In the violent struggle that followed, Officers Butheris and Westbrook joined in the effort to restrain the man on the floor who had pulled a semi auto pistol from the backpack. The combined weight of the officers pinned the gun in the man's hand under his body as he tried to turn himself over to free the weapon and stated his intention to shot them all.

Pepper spray had no effect and an attempt to use a carotid restraint failed when the subject bit officer Silver's hand.

After more minutes of violent struggle, Officer Westbrook wrestled the gun from the subjects hand and he was taken into custody requiring both hand and leg restraints. The weapon was a 45 cal pistol loaded with seven rounds. The subject later stated that he wanted to kill the officers so that he in turn would be killed. Further investigation revealed that this individual was a fugitive facing drug charges and a long prison sentence in Nebraska where he had tried to kill a Nebraska State Trooper.

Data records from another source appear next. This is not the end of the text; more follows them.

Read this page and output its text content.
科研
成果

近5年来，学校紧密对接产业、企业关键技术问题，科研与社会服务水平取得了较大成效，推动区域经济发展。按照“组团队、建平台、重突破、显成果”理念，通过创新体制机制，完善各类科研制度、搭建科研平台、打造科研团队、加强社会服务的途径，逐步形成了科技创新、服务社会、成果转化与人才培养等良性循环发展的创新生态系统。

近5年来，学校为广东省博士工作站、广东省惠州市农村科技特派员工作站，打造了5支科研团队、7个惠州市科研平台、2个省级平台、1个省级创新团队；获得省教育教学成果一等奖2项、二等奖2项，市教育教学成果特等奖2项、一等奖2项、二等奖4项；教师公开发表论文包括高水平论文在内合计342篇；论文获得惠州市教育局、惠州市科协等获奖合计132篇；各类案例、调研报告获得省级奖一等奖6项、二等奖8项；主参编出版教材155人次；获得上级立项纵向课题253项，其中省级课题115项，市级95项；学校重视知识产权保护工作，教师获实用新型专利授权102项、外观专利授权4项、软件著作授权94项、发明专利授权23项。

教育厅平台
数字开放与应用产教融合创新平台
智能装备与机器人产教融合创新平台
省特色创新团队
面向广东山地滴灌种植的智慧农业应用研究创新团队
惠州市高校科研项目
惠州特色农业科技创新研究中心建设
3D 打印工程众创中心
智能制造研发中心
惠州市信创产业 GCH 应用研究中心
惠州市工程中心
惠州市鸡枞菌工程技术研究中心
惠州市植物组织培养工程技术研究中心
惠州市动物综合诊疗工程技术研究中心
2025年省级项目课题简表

It was a chance encounter that found these four officers within seconds to be in a struggle for their lives. Through their instincts and teamwork, despite the individual danger they faced and the expressed threat to kill them all, these four officers prevailed, eliminating not only the deadly threat to themselves, but also to persons yet unknown and other law enforcement officers who may have crossed paths with this desperate fugitive.

For their actions in this incident. Officers Patrick Butheris, Thomas Westbrook, Sylvia Petrossian and Daniel Silver are awarded Bronze Medals of Valor.